Since 1998, when training in Makua Valley was halted, the Army was able to complete only 13 of its required 54 training exercises. Those were done in Louisiana, California and Thailand.

In the future, only a few can be conducted outside Hawaii, Meeker said, rejecting Earthjustice's claims that the 25th Division can move its training to mainland facilities. Earthjustice maintains that additional costs are not legitimate grounds for denying the injunction.

Some of these training areas are not big enough to accommodate the 25th Division, Meeker said. Training away from Hawaii also is expensive, would take longer and involve more deployments, which would mean soldiers would be away from their families more often, affecting morale and readiness.

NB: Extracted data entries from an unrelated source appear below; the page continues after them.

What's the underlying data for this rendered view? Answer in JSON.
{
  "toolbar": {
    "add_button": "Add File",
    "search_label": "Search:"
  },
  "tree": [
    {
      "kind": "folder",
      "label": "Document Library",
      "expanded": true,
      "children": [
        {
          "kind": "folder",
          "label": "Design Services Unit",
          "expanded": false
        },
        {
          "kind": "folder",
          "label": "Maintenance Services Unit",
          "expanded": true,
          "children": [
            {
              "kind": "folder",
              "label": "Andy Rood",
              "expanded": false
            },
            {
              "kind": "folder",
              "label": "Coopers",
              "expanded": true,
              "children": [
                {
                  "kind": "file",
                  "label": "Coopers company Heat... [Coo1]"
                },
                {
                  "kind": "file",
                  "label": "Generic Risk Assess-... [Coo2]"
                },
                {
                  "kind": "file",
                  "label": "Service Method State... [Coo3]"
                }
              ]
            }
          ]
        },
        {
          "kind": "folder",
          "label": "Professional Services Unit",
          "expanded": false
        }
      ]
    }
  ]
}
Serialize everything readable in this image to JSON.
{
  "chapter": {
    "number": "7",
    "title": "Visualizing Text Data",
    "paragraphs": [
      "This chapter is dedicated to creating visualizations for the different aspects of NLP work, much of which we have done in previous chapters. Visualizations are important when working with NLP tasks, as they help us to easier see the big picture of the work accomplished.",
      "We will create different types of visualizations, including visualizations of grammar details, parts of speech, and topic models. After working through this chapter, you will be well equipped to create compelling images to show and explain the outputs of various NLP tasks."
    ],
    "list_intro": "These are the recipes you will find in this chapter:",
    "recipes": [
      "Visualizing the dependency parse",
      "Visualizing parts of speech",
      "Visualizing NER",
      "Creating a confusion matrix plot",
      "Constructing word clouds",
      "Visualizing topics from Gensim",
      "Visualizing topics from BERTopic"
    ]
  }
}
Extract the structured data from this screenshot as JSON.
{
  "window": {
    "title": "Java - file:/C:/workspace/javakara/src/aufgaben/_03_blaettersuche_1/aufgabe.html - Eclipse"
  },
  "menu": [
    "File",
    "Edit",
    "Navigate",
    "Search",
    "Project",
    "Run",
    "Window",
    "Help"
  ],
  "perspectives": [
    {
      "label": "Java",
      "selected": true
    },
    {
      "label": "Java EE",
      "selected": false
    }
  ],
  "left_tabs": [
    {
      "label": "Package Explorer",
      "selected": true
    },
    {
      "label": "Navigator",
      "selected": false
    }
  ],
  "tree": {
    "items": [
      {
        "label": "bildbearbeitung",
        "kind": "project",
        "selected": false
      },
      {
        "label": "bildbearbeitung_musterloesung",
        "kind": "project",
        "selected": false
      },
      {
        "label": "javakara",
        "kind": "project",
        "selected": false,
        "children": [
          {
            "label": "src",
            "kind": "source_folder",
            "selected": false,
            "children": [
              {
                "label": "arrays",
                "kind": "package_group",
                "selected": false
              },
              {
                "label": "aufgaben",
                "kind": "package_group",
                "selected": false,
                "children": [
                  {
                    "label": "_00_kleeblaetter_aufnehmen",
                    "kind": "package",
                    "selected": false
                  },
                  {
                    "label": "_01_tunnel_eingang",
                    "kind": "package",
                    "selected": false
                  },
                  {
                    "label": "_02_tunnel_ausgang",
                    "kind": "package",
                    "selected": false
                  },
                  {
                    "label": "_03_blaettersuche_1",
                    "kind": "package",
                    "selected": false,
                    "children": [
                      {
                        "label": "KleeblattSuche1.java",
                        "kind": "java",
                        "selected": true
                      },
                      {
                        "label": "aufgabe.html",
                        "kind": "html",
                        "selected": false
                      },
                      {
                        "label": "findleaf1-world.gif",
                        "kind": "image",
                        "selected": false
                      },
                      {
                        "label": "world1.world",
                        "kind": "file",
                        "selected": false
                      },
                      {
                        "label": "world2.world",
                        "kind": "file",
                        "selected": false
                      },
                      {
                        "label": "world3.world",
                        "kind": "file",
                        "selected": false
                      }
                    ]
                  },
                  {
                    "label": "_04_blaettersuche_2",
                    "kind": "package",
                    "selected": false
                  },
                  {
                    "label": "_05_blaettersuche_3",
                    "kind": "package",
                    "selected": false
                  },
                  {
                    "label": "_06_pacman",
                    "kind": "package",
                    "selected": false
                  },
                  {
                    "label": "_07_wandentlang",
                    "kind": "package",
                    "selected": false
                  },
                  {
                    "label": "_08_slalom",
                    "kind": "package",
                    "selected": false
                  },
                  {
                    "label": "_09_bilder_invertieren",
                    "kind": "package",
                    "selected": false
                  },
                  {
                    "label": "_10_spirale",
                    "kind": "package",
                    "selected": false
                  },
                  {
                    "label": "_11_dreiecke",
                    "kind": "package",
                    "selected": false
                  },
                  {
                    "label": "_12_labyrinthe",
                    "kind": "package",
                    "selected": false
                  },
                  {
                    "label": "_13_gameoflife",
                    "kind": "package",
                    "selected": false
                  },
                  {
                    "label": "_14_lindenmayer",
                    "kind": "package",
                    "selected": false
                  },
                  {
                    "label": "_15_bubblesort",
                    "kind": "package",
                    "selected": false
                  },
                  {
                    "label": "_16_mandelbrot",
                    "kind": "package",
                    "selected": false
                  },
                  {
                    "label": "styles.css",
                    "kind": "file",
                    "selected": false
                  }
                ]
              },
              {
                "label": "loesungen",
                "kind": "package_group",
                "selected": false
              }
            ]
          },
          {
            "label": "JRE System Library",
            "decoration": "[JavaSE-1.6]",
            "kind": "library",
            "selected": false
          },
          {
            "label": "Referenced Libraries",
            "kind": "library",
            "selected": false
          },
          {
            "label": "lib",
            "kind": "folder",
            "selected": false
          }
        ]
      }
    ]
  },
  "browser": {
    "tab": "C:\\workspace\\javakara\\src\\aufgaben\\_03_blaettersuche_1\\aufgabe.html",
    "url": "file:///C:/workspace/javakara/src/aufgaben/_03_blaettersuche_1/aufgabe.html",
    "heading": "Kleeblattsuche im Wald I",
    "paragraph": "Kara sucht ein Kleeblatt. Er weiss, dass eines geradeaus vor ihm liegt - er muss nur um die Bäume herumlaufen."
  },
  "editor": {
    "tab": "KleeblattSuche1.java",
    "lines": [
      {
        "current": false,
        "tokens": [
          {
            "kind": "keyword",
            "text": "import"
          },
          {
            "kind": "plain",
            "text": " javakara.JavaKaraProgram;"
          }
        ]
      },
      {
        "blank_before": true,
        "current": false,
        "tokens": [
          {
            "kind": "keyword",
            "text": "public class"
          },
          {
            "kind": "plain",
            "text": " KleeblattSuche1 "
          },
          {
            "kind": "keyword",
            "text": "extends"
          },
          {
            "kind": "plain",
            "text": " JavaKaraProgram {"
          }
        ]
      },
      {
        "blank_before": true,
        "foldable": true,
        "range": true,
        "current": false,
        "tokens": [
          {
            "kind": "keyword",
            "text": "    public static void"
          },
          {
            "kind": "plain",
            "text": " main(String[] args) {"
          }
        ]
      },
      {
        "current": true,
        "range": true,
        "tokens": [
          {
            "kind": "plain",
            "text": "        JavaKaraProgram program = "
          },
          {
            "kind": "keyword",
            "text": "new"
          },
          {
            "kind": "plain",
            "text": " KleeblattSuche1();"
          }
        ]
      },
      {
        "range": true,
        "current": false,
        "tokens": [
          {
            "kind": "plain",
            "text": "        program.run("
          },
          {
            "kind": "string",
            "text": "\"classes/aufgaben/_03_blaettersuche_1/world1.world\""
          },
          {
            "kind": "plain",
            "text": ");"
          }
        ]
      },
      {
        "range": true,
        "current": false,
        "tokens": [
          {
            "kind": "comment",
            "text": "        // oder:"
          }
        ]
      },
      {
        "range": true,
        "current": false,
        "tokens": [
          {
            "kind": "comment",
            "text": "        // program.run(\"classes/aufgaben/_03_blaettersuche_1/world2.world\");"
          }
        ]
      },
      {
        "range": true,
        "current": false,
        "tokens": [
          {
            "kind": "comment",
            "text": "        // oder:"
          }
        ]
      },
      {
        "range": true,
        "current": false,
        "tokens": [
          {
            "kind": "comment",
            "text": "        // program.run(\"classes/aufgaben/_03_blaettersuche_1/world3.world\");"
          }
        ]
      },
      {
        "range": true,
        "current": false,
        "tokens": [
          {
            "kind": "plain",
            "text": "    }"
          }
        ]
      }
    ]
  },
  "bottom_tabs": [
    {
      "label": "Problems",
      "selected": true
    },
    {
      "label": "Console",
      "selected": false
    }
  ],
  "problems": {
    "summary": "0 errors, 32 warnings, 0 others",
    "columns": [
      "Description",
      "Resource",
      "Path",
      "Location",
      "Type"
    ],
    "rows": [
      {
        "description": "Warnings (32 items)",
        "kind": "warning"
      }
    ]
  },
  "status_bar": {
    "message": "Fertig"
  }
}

"The 25th Infantry Division cannot continue to sustain a 75 percent reduction in its required company maneuver training," he added. "This cycle cannot continue, or the division's ability to perform its mission will be severely harmed."

There also is the risk of future mission failures and casualties, Meeker said, if the soldiers in the division's 18 infantry companies do not receive this mandatory training.

This is because the tactics practiced in Makua Valley involve the coordination of various Army units -- infantry, artillery and aviation, he said.

"Soldiers need to use real weapons with live ammunition to master these skills," Meeker said.

Similar training scenarios are used by Kaneohe Marines and Hawaii Army National Guard and Army Reserve troops. The Army's modified training program, which cut the number of soldiers in the valley at one time to 150, was supposed to have resumed this summer.

The new plan prohibits the use of rockets; tube-launched, optically tracked and wire-guided missiles; and other incendiary devices, eliminating the type of ammunition that caused the majority of fires in the valley in the past. The Army estimates that 61 percent of the fires between 1970 and 1988 can be attributed to tracer ammunition, incendiary munitions and TOW missiles -- now prohibited weaponry.

Meeker said the Army will use only 456 acres of the 4,000 acres it controls in Makua in terrain similar to what it will fight in when sent into battle.

Makua is home to at least 40 endangered species, including 36 plants, two birds, one mammal and one snail. Most of these endangered species are located along the Makua Valley rim -- miles away from the training and impact area, Meeker said.

Meeker said the Army incorporated the findings of the U.S. Fish and Wildlife Service in developing its fire management program. He also argued that since the Army has identified cultural and historic sites in Makua Valley and trained its soldiers to avoid them, none have been damaged.

And U.S. Sen. Daniel Inouye, chairman of the Defense Appropriations Committee, has repeatedly warned that a shutdown of Makua will result in the Pentagon withdrawing soldiers and Marines from here since they will not be ready for war if they cannot train.